Apple provides plenty of free software to get you started with a new Mac but the applications provided with the operating system are sometimes quite limited in scope and leave a few gaps that can be quite frustrating, particularly if you're coming from a PC. Thankfully a large amount of functionality provided by the Apple supplied apps can be improved upon by some pretty impressive free (and sometimes open source) alternatives.

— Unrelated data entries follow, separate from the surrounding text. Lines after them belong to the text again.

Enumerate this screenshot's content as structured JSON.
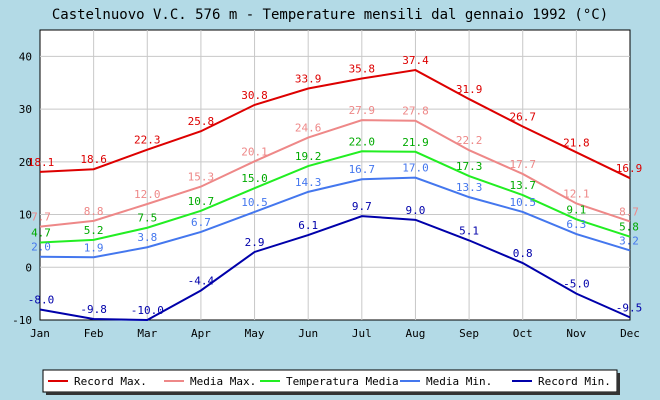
{
  "chart_data": {
    "type": "line",
    "title": "Castelnuovo V.C. 576 m - Temperature mensili dal gennaio 1992 (°C)",
    "categories": [
      "Jan",
      "Feb",
      "Mar",
      "Apr",
      "May",
      "Jun",
      "Jul",
      "Aug",
      "Sep",
      "Oct",
      "Nov",
      "Dec"
    ],
    "ylim": [
      -10,
      45
    ],
    "yticks": [
      -10,
      0,
      10,
      20,
      30,
      40
    ],
    "grid": true,
    "legend_position": "bottom",
    "series": [
      {
        "name": "Record Max.",
        "color": "#dd0000",
        "values": [
          18.1,
          18.6,
          22.3,
          25.8,
          30.8,
          33.9,
          35.8,
          37.4,
          31.9,
          26.7,
          21.8,
          16.9
        ],
        "labels": [
          "18.1",
          "18.6",
          "22.3",
          "25.8",
          "30.8",
          "33.9",
          "35.8",
          "37.4",
          "31.9",
          "26.7",
          "21.8",
          "16.9"
        ]
      },
      {
        "name": "Media Max.",
        "color": "#ee8888",
        "values": [
          7.7,
          8.8,
          12.0,
          15.3,
          20.1,
          24.6,
          27.9,
          27.8,
          22.2,
          17.7,
          12.1,
          8.7
        ],
        "labels": [
          "7.7",
          "8.8",
          "12.0",
          "15.3",
          "20.1",
          "24.6",
          "27.9",
          "27.8",
          "22.2",
          "17.7",
          "12.1",
          "8.7"
        ]
      },
      {
        "name": "Temperatura Media",
        "color": "#22ee22",
        "values": [
          4.7,
          5.2,
          7.5,
          10.7,
          15.0,
          19.2,
          22.0,
          21.9,
          17.3,
          13.7,
          9.1,
          5.8
        ],
        "labels": [
          "4.7",
          "5.2",
          "7.5",
          "10.7",
          "15.0",
          "19.2",
          "22.0",
          "21.9",
          "17.3",
          "13.7",
          "9.1",
          "5.8"
        ],
        "label_color": "#00aa00"
      },
      {
        "name": "Media Min.",
        "color": "#4477ee",
        "values": [
          2.0,
          1.9,
          3.8,
          6.7,
          10.5,
          14.3,
          16.7,
          17.0,
          13.3,
          10.5,
          6.3,
          3.2
        ],
        "labels": [
          "2.0",
          "1.9",
          "3.8",
          "6.7",
          "10.5",
          "14.3",
          "16.7",
          "17.0",
          "13.3",
          "10.5",
          "6.3",
          "3.2"
        ]
      },
      {
        "name": "Record Min.",
        "color": "#0000aa",
        "values": [
          -8.0,
          -9.8,
          -10.0,
          -4.4,
          2.9,
          6.1,
          9.7,
          9.0,
          5.1,
          0.8,
          -5.0,
          -9.5
        ],
        "labels": [
          "-8.0",
          "-9.8",
          "-10.0",
          "-4.4",
          "2.9",
          "6.1",
          "9.7",
          "9.0",
          "5.1",
          "0.8",
          "-5.0",
          "-9.5"
        ]
      }
    ]
  }
}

Here, then, is my list of the ten apps you should download onto every new Mac you buy.
Adium
Adium is the multi-service instant messaging client of choice and far exceeds Apple's iChat by a long shot. It's ready to connect to dozens of chat networks, including MSN, Yahoo!, ICQ, AIM, IRC and Google Talk, yet integrates them all into a clear, faff-free user interface, allowing you to converse with chums and colleagues without having to remember which network they're on. It integrates with Mac OS X's own Address Book and is extensible with loads of additional icons, themes and plugins available from the Adium website too.
Skype
Skype has managed to build itself a commanding position in the internet phone market and almost everyone with a computer has a Skype account now. Talking to friends and family is free if they use Skype too, but you can also use it to call mobile phones and landlines at a fraction of the cost the major network operators charge, especially if you're calling overseas. Just don't rely on it for emergency calls: no broadband = no phoning. Oh yes, and you can even get a client for your mobile phone too.
VideoLan Client, aka VLC
VLC is arguably the most format friendly media player you can download. The number of audio and video codecs it supports is phenomenal - both well known and obscure - and you can be sure that if other players like Quicktime shrug their shoulders at a difficult file, VLC will have no problems and just play the file. And best of all, it'll work with files created beyond the Mac: digital TV data pulled from your set-top box or a movie downloaded via bittorrent? No problem.
Squared 5 MPEG Streamclip
MPEG Streamclip does for media format conversion what VLC does for playback. It is a powerful high-quality video converter, player, editor for MPEG, QuickTime, transport streams, iPod and a load of other formats and allows you to convert various video formats to other formats compatible with things like the iPod, iPhone or Apple TV. It'll even stream and download YouTube videos.
TinkerTool
Mac OS X's own applications and System Preferences utility provide you with a wealth of settings you can tweak to suit your needs and desires but they don't give you access to ALL of their options (no idea why). Want a standard 2D Dock, for example, instead of the 3D one Apple sets as the default? You can have it, if you know where to look. There's no need to go hacking config files as TinkerTool makes it is so much easier. It presents all these 'hidden' preference settings for Finder, the Dock, specific applications such as Safari and Address Book, and even Snow Leopard-specific items.
OpenOffice
OpenOffice is the best replacement for Microsoft Office and best of all it's FREE. OpenOffice should meet most of your word processing, spreadsheet, presentation and other office specific needs with the advantage that it can read and write MS formats and save to the non-propriety Open Document Formats ensuring you'll be able to read your documents in years to come and even open them in other Open Document format compatible applications.
Quinn
Of course, no computer would be complete without a time waster application or two and there is no time waster like Tetris. Of course Tetris is trademarked/licensed/what-ever so getting an official version would cost money. Quinn provides the exact gaming experience you're used to in a Mac friendly way.